I remember from the time I was in grade school, being taught about commas. Commas are quite useful pieces of punctuation that help clarify sentences by separating words or phrases, or indicating a pause. You may not realize this, but there are actually different types of commas, depending on their usage. I won’t bore you with the details. I  have always prided myself on my ability to correctly place a comma in a sentence. I suppose I should have paid more attention to the proverb, “Pride goeth before a fall.” It seems, like everything else as I get older, the more I think I know, the less I actually know. As I have semi-seriously tackled writing professionally (although right now, it’s more of an expensive hobby), I have learned that a lot of what I thought was the correct way of writing is no longer considered correct.

For example, I was taught in typing class (yes, back in the dark ages when we actually learned on manual typewriters) that a double space should follow a period. That is no longer correct, for whatever reason. Does anyone know why this rule was changed? I have tried for a good five minutes of internet research to find out why double spacing is now wrong, but all I can come up with is, “it just is.” (For the record, if you actually know why, I don’t necessarily want to be enlightened. I would rather gripe.) I suppose some grammar gurus were sitting around bored one night and decided to mess up years of conditioning in us old dinosaurs to make us stand out as uninformed and obsolete with our double spaces. I can tell you it is blasted difficult to break myself from double spacing after years of doing so. But not to worry. With “find and replace” I can easily fix my double spacing faux pas.

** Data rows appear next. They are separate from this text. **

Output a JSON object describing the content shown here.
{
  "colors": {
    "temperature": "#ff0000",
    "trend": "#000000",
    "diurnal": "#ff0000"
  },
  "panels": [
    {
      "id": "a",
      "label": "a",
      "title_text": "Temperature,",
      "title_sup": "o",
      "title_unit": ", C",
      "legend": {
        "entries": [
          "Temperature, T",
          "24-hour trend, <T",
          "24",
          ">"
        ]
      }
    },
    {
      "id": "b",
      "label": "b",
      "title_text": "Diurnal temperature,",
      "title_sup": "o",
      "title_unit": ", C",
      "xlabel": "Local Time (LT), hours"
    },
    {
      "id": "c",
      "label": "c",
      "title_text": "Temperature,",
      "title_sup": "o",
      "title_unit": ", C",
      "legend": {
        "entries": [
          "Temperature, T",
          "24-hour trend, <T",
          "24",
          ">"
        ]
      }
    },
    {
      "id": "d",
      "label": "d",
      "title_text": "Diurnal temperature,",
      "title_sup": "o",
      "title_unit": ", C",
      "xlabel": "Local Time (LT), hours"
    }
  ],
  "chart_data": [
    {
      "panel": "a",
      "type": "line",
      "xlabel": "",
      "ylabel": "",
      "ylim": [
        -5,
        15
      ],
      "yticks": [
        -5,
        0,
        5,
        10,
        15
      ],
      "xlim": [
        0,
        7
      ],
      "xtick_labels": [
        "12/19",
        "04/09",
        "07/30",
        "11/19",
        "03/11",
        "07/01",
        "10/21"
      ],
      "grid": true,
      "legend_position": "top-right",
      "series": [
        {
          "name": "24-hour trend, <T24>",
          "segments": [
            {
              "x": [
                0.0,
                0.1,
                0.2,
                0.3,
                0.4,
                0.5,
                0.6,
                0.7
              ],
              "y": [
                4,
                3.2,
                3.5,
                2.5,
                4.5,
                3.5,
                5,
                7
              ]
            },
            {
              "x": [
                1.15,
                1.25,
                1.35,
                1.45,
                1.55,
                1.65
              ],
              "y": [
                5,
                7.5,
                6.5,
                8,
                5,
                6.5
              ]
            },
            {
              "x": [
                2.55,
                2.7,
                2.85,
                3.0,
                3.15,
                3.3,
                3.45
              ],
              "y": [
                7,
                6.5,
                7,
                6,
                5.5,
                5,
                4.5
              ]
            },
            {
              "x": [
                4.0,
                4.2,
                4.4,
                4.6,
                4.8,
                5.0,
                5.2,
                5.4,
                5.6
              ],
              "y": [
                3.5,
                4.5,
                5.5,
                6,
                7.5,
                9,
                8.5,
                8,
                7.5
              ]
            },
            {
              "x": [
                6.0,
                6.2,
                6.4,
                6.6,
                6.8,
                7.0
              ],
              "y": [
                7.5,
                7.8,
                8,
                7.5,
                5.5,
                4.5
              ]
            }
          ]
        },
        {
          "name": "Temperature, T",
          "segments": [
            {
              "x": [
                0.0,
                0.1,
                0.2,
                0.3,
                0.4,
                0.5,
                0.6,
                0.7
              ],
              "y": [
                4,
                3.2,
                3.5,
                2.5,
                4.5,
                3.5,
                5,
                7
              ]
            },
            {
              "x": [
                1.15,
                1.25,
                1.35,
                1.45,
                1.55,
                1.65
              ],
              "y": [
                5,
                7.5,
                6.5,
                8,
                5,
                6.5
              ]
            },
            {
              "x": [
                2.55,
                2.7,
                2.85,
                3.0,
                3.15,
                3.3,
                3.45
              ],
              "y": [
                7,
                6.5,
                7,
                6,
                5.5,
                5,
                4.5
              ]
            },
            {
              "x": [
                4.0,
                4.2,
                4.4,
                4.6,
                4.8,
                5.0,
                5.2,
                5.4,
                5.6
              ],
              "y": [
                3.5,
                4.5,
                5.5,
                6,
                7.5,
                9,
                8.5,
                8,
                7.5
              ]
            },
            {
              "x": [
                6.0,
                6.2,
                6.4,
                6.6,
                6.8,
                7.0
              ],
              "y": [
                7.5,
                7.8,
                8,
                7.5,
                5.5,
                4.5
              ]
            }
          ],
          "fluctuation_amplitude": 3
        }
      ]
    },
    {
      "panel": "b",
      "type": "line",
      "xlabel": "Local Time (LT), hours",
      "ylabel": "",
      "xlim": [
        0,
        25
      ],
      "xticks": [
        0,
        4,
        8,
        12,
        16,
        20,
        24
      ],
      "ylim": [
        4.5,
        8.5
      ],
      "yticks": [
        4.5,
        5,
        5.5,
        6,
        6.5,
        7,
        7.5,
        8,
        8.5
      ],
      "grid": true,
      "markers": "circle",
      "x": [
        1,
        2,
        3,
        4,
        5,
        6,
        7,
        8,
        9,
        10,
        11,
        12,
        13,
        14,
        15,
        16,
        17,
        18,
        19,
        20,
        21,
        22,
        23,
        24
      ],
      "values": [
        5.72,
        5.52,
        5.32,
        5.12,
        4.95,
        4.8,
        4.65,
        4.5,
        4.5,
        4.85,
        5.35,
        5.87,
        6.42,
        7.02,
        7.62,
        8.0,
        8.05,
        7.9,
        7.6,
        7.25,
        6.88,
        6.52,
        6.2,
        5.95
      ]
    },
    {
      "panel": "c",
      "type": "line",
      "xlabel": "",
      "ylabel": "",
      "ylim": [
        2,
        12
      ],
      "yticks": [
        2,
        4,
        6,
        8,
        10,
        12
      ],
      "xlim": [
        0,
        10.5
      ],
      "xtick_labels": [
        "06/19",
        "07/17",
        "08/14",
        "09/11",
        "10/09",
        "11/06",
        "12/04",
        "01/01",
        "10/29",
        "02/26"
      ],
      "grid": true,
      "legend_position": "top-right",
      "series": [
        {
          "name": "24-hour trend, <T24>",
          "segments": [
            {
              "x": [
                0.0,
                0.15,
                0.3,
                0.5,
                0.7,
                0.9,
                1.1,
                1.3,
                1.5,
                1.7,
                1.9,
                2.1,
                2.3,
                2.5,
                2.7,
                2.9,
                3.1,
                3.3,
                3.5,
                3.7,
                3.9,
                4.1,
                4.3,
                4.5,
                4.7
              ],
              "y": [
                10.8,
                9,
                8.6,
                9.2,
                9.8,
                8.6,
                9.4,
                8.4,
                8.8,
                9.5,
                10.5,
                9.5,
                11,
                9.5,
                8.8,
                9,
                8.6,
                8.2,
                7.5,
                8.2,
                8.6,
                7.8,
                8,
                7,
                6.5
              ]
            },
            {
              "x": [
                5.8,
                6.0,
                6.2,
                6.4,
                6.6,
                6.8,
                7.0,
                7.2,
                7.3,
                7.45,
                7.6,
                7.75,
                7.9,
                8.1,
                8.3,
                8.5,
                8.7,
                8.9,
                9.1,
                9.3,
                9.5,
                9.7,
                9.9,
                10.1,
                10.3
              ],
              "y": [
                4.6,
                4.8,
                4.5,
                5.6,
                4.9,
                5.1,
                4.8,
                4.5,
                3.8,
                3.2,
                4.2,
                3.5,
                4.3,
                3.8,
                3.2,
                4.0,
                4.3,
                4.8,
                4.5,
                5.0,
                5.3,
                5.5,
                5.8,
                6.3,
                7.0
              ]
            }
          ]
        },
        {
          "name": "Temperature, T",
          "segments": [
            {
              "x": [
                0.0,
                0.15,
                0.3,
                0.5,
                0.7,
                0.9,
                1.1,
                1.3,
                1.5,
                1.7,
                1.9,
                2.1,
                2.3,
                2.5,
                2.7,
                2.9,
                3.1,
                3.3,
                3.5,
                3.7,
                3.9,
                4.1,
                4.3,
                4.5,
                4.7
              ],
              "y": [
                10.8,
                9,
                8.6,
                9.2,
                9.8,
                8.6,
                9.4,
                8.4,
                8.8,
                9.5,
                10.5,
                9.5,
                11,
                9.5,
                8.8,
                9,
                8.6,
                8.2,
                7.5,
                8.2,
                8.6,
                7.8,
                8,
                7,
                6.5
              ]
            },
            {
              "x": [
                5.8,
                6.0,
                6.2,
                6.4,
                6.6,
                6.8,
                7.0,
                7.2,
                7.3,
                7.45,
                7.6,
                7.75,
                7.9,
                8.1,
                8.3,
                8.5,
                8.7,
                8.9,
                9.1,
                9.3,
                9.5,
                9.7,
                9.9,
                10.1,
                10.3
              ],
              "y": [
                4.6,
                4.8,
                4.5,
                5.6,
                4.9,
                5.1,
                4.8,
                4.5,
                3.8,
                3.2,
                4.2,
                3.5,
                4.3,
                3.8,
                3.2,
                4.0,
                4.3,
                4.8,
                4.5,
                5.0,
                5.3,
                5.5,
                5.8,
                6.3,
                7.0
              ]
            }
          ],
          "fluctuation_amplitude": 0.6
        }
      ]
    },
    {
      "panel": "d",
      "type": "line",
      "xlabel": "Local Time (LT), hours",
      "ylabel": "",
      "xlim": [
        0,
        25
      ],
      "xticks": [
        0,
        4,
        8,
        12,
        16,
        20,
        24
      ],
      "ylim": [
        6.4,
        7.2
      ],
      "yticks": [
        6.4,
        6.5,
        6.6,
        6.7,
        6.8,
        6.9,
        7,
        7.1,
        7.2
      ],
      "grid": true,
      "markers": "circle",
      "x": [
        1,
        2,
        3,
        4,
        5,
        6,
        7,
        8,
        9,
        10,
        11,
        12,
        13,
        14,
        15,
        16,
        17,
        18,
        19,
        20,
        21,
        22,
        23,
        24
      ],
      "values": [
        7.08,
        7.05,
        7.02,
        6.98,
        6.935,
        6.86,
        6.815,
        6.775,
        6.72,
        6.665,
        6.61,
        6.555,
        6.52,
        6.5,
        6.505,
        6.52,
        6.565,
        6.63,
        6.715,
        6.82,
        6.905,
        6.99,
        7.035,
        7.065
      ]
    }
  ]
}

Commas, on the other hand, are a bit trickier. It seems the rules of comma placement have changed, also, but I’m too lazy and set in my ways to try to figure them out. I’ll let grammar check do that for me, and if I don’t like their advice, I’ll ignore it. Don’t even get me started on the Oxford comma, which, until recently, I didn’t realize had a name.  I love the Oxford comma, which, for those of you as ignorant as I was, is the last comma following a list, such as, blue, green, red, yellow, and white. A lot of experts deem the last comma unnecessary, but it can be confusing not to have that last comma, as, in the above example, the last item could be construed to be yellow and white, rather than two separate colors. There’s probably a grammar rule about that comma I’m ignorant of, as well. But enough of punctuation lessons. Let’s have a little fun with punctuation mistakes, as illustrated by the following examples:

  1. I’m sure Rachael Ray cringed when the magazine, Eat Pray Love, (which I think should have commas between the words) plastered her face on the cover with the caption, “Rachael Ray finds inspiration in cooking her family and her dog.” On checking this out a little further, I found the cover was actually altered and circulated on the internet. Sigh! It made a good story.
  2. Goat cheese salad: Lettuce, tomato, goat, cheese. (Goat is okay, but not in my salad.)
  3. Slow children crossing. (Can’t we speed up those children?)
  4. Let’s eat Grandpa. (Is this cannibalism or just poor punctuation? Or perhaps relatives of Rachael Ray?)
  5. Most of the time travelers worry about losing their luggage. (Does the luggage get lost in the old time or the new time?)
  6. We’re going to learn to cut and paste kids. (That should be interesting.)
  7. Toilet only for disabled elderly pregnant children. (Huh?)
  8. Caution pedestrians slippery when wet. (I’ll bet they are.)
  9. No smoking food or beverages permitted. (Can I have food if it’s not smoking?)
  10. Don’t wear black people. (I don’t want to get in the middle of this racially charged statement.)
  11. Hunters please use caution when hunting pedestrians using walking trail.
    (Remind me not to hike there.)
  12. Cows please close gate. (Um, can the cows read that sign?)
  13. I love baking my family and my friends. (Must be a Rachael Ray fan.)

And the last. Just to show the differences in the way men and women think, a group of students was asked to punctuate the following sentence:  A woman without her man is nothing.

A woman without her man, is nothing. (Punctuated by men.)

A woman: Without her, man is nothing. (Punctuated by women.)